If you have a Google account, you already have 15GB of Google Drive storage for free. Integration with (free) online office suite Google Docs makes Drive a strong choice for small businesses, freelancers, students — and casual users looking for easy account setup. With Docs, you can create documents, spreadsheets, and presentations in cloud, available from any device — and organize them within Drive with hardly any effort. Give Google a test, well, Drive with the free 15GB. If you need more space, plans start at just $1.99/month.

Why it’s great | No-fuss setup; integration with Google Docs suite; lots of free storage; inexpensive plan options.

Dropbox

 

Here’s another big name in the cloud computing world. Dropbox users love its streamlined interface and intuitive file sharing tools. Shared folders allow you to collaborate with others on the same file simultaneously, without emailing back and forth about each tweak. Dropbox is an excellent tool for sharing files that are too large to email, like HD videos. Recipients don’t even need a Dropbox account to view and save the files. If you download the desktop app, you’ll have offline access to your files on your computer in a pinch. Pro plans with a terabyte of storage are $9.99/month.

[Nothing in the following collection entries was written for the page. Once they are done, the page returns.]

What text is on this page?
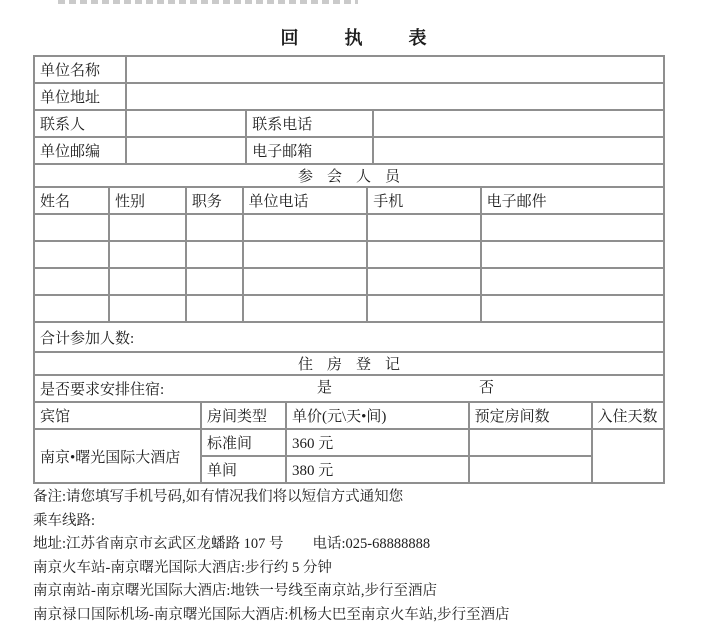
回执表
单位名称			
单位地址			
联系人		联系电话	
单位邮编		电子邮箱	
参会人员
姓名	性别	职务	单位电话	手机	电子邮件

合计参加人数:
住房登记
是否要求安排住宿:	是	否
宾馆	房间类型	单价(元\天•间)	预定房间数	入住天数
南京•曙光国际大酒店	标准间	360 元		
	单间	380 元		
备注:请您填写手机号码,如有情况我们将以短信方式通知您
乘车线路:
地址:江苏省南京市玄武区龙蟠路 107 号　　电话:025-68888888
南京火车站-南京曙光国际大酒店:步行约 5 分钟
南京南站-南京曙光国际大酒店:地铁一号线至南京站,步行至酒店
南京禄口国际机场-南京曙光国际大酒店:机杨大巴至南京火车站,步行至酒店
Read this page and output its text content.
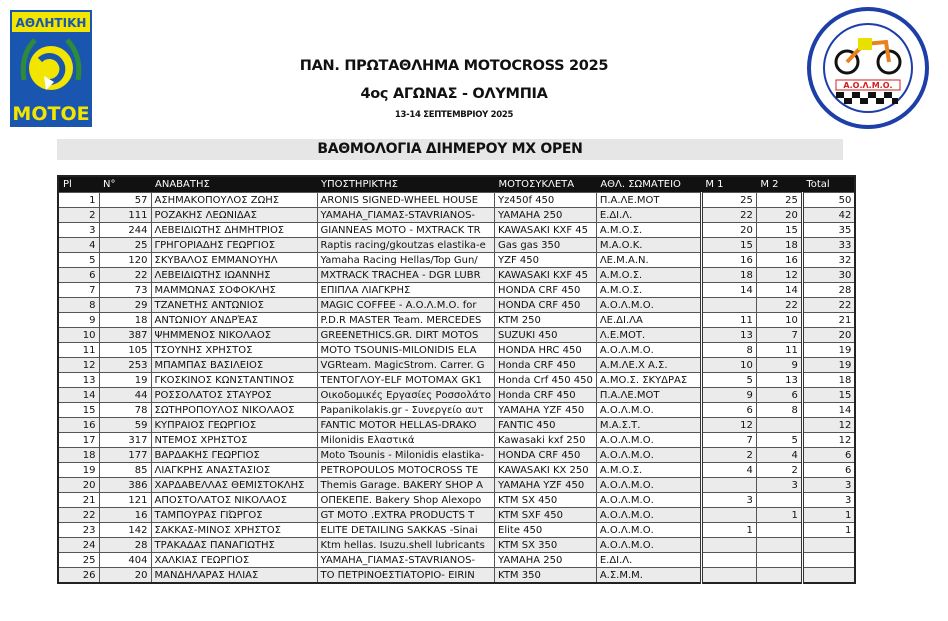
ΑΘΛΗΤΙΚΗ
MOTOE
Α.Ο.Λ.Μ.Ο.
ΠΑΝ. ΠΡΩΤΑΘΛΗΜΑ MOTOCROSS 2025
4ος ΑΓΩΝΑΣ - ΟΛΥΜΠΙΑ
13-14 ΣΕΠΤΕΜΒΡΙΟΥ 2025
ΒΑΘΜΟΛΟΓΙΑ ΔΙΗΜΕΡΟΥ MX OPEN
Pl	N°	ΑΝΑΒΑΤΗΣ	ΥΠΟΣΤΗΡΙΚΤΗΣ	ΜΟΤΟΣΥΚΛΕΤΑ	ΑΘΛ. ΣΩΜΑΤΕΙΟ	Μ 1	Μ 2	Total
1	57	ΑΣΗΜΑΚΟΠΟΥΛΟΣ ΖΩΗΣ	ARONIS SIGNED-WHEEL HOUSE	Yz450f 450	Π.Α.ΛΕ.ΜΟΤ	25	25	50
2	111	ΡΟΖΑΚΗΣ ΛΕΩΝΙΔΑΣ	YAMAHA_ΓΙΑΜΑΣ-STAVRIANOS-	YAMAHA 250	Ε.ΔΙ.Λ.	22	20	42
3	244	ΛΕΒΕΙΔΙΩΤΗΣ ΔΗΜΗΤΡΙΟΣ	GIANNEAS MOTO - MXTRACK TR	KAWASAKI KXF 45	Α.Μ.Ο.Σ.	20	15	35
4	25	ΓΡΗΓΟΡΙΑΔΗΣ ΓΕΩΡΓΙΟΣ	Raptis racing/gkoutzas elastika-e	Gas gas 350	Μ.Α.Ο.Κ.	15	18	33
5	120	ΣΚΥΒΑΛΟΣ ΕΜΜΑΝΟΥΗΛ	Yamaha Racing Hellas/Top Gun/	YZF 450	ΛΕ.Μ.Α.Ν.	16	16	32
6	22	ΛΕΒΕΙΔΙΩΤΗΣ ΙΩΑΝΝΗΣ	MXTRACK TRACHEA - DGR LUBR	KAWASAKI KXF 45	Α.Μ.Ο.Σ.	18	12	30
7	73	ΜΑΜΜΩΝΑΣ ΣΟΦΟΚΛΗΣ	ΕΠΙΠΛΑ ΛΙΑΓΚΡΗΣ	HONDA CRF 450	Α.Μ.Ο.Σ.	14	14	28
8	29	ΤΖΑΝΕΤΗΣ ΑΝΤΩΝΙΟΣ	MAGIC COFFEE - Α.Ο.Λ.Μ.Ο. for	HONDA CRF 450	Α.Ο.Λ.Μ.Ο.		22	22
9	18	ΑΝΤΩΝΙΟΥ ΑΝΔΡΈΑΣ	P.D.R MASTER Team. MERCEDES	KTM 250	ΛΕ.ΔΙ.ΛΑ	11	10	21
10	387	ΨΗΜΜΕΝΟΣ ΝΙΚΟΛΑΟΣ	GREENETHICS.GR. DIRT MOTOS	SUZUKI 450	Λ.Ε.ΜΟΤ.	13	7	20
11	105	ΤΣΟΥΝΗΣ ΧΡΗΣΤΟΣ	MOTO TSOUNIS-MILONIDIS ELA	HONDA HRC 450	Α.Ο.Λ.Μ.Ο.	8	11	19
12	253	ΜΠΑΜΠΑΣ ΒΑΣΙΛΕΙΟΣ	VGRteam. MagicStrom. Carrer. G	Honda CRF 450	Α.Μ.ΛΕ.Χ Α.Σ.	10	9	19
13	19	ΓΚΟΣΚΙΝΟΣ ΚΩΝΣΤΑΝΤΙΝΟΣ	ΤΕΝΤΟΓΛΟΥ-ELF MOTOMAX GK1	Honda Crf 450 450	Α.ΜΟ.Σ. ΣΚΥΔΡΑΣ	5	13	18
14	44	ΡΟΣΣΟΛΑΤΟΣ ΣΤΑΥΡΟΣ	Οικοδομικές Εργασίες Ροσσολάτο	Honda CRF 450	Π.Α.ΛΕ.ΜΟΤ	9	6	15
15	78	ΣΩΤΗΡΟΠΟΥΛΟΣ ΝΙΚΟΛΑΟΣ	Papanikolakis.gr - Συνεργείο αυτ	YAMAHA YZF 450	Α.Ο.Λ.Μ.Ο.	6	8	14
16	59	ΚΥΠΡΑΙΟΣ ΓΕΩΡΓΙΟΣ	FANTIC MOTOR HELLAS-DRAKO	FANTIC 450	Μ.Α.Σ.Τ.	12		12
17	317	ΝΤΕΜΟΣ ΧΡΗΣΤΟΣ	Milonidis Ελαστικά	Kawasaki kxf 250	Α.Ο.Λ.Μ.Ο.	7	5	12
18	177	ΒΑΡΔΑΚΗΣ ΓΕΩΡΓΙΟΣ	Moto Tsounis - Milonidis elastika-	HONDA CRF 450	Α.Ο.Λ.Μ.Ο.	2	4	6
19	85	ΛΙΑΓΚΡΗΣ ΑΝΑΣΤΑΣΙΟΣ	PETROPOULOS MOTOCROSS TE	KAWASAKI KX 250	Α.Μ.Ο.Σ.	4	2	6
20	386	ΧΑΡΔΑΒΕΛΛΑΣ ΘΕΜΙΣΤΟΚΛΗΣ	Themis Garage. BAKERY SHOP A	YAMAHA YZF 450	Α.Ο.Λ.Μ.Ο.		3	3
21	121	ΑΠΟΣΤΟΛΑΤΟΣ ΝΙΚΟΛΑΟΣ	ΟΠΕΚΕΠΕ. Bakery Shop Alexopo	KTM SX 450	Α.Ο.Λ.Μ.Ο.	3		3
22	16	ΤΑΜΠΟΥΡΑΣ ΓΙΏΡΓΟΣ	GT MOTO .EXTRA PRODUCTS T	KTM SXF 450	Α.Ο.Λ.Μ.Ο.		1	1
23	142	ΣΑΚΚΑΣ-ΜΙΝΟΣ ΧΡΗΣΤΟΣ	ELITE DETAILING SAKKAS -Sinai	Elite 450	Α.Ο.Λ.Μ.Ο.	1		1
24	28	ΤΡΑΚΑΔΑΣ ΠΑΝΑΓΙΩΤΗΣ	Ktm hellas. Isuzu.shell lubricants	KTM SX 350	Α.Ο.Λ.Μ.Ο.			
25	404	ΧΑΛΚΙΑΣ ΓΕΩΡΓΙΟΣ	YAMAHA_ΓΙΑΜΑΣ-STAVRIANOS-	YAMAHA 250	Ε.ΔΙ.Λ.			
26	20	ΜΑΝΔΗΛΑΡΑΣ ΗΛΙΑΣ	ΤΟ ΠΕΤΡΙΝΟΕΣΤΙΑΤΟΡΙΟ- EIRIN	KTM 350	Α.Σ.Μ.Μ.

Why it’s great | Simple navigation; easy file sharing; automatic syncing.

SOS Online Backup

For those with a large digital archive to backup, SOS Online Backup is worth a look. SOS Personal plans start at $4.99/month, and there’s no storage limit on the number or size of files you can sync. Users can schedule automatic backups and “set it and forget it.” ForeverSave Version File Retention and History features ensure every version of a file you backup “will remain in the cloud indefinitely,” even if the source file is deleted from your computer. Privacy-conscious users can breathe easy knowing that their important files are protected by Triple-layer 256-bit Encryption, with an optional Private Encryption Key that’s less vulnerable to a brute-force attack than a single password or pin.

Why it’s great | Unlimited storage & no file size limits for power users; impressive security features; deleted files and all versions of edited files remain in the cloud.

 

CrashPlan
CrashPlan is a full-featured cloud service with a twist. In addition to automatic backups to its servers, CrashPlan will help you manage local backups to any web-connected computer or external hard drive. It’s free to create local CrashPlan backups — so you can use it even if you choose a different cloud service. (If your primary computer bites the dust, you may have a quicker and easier time restoring your files locally than downloading them all at once from a cloud, so local backups are worth your consideration.) CrashPlan options have no storage limits. Individual plans start at $5/month.

 

Why it’s great | Free local backups; unlimited storage; pre-scheduled or continuous backups.